# Iterators, Tuples, and References

#1

This is really just a request for an explanation. With the following code:

``````fn tuples() {
let mut vec = Vec::new();
vec.push((1, 2));
vec.push((2, 3));

let count = vec.iter().filter( | &&(_,s) | s > 2 ).count();

println!("tuples: {}", count);
}

fn simple() {
let mut vec = Vec::new();
vec.push(2);
vec.push(3);

let count = vec.iter().filter( | &s | *s > 2 ).count();

println!("simple: {}", count);
}

fn double() {
let mut vec = Vec::new();
vec.push(2);
vec.push(3);

let count = vec.iter().filter( | &&s | s > 2 ).count();

println!("double: {}", count);
}

fn main() {
tuples();
simple();
double();
}
``````

The tuples() function makes me think that references to the tuples where actually added to the vector since the filter() method in theory takes a reference to the object for the filtering, and I’m assuming && means a reference to a reference.

The simple() method demonstrates the “normal” filter function using the reference…but then double() is declaring “s” as a reference to a reference (I think)…but then I have no clue why s > 2 works there, I’d assume I would have to do **s > 2 instead…so maybe double ampersand is not a reference to a reference?

Anyone have the skinny on this?

#2

`vec.iter()` returns an iterator over references to the things in `vec`. `vec` has type `Vec<(i32, i32)>`, so `vec.iter()` iterates over `&(i32, i32)`. The closure passed to `filter` takes, as you’ve noted, a reference to the type being iterated over, aka `&&(i32, i32)` here.

The `&s` and `&&s` in the closure arguments aren’t declaring `s` to be any specific type (its type is fixed).
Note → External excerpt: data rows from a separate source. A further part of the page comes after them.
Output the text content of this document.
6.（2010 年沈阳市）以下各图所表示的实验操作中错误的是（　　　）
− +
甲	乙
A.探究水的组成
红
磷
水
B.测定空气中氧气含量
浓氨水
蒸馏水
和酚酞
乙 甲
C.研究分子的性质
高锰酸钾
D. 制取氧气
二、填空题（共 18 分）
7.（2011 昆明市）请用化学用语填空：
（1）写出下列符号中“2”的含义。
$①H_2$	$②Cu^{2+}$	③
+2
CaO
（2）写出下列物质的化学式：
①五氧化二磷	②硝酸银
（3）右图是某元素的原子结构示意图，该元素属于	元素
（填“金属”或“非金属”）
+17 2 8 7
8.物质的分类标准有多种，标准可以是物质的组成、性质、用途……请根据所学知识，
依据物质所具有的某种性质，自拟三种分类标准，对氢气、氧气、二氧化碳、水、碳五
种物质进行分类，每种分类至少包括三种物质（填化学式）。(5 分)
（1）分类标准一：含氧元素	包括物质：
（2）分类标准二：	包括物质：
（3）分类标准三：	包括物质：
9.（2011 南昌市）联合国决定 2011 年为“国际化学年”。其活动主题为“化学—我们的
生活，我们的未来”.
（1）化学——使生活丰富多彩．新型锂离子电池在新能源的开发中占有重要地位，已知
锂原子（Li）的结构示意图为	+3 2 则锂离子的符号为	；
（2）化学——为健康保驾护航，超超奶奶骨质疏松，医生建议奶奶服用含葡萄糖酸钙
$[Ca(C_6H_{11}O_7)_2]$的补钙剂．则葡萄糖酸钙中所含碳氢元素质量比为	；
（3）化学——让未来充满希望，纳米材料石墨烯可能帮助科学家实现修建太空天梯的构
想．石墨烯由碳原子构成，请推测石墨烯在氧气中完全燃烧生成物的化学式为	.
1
They are rather destructuring the argument. `| &s| *s > 2` is equivalent to `|s| { let &s = s; *s > 2 }` - it’s binding `s` to the contents of the reference that is being passed as the argument to the closure. Likewise, `&&s` is binding `s` to the `i32` that’s being referenced by the reference that’s passed as the argument to the closure.

#3

Okay, thank you, that explains some stuff. like when I end up with &&(, ref s) to get a reference to the second element when my initial impulse would be to do &&(, &s), which doesn’t work.

So i’m assuming these two statements are equivalent, they are just changing which side of the assignment operation is doing the destructuring/dereferencing?

``````|s| { let &s = s; *s > 2 }
|s| { let s = *s; *s > 2 }``````

#4

Yep!

#5

Just to make more clear: the first variant (`let &s = s;`) is an assignment with destructuring (that is, "look inside a reference from `s` and bind it’s content into new `s`), while the second variant (`let s = *s;`) is an assignment with dereferencing ("dereference value of `s` and assign the value it was pointing to to the new `s`"). The effect is the same, as was explained, just the terminology is a little different.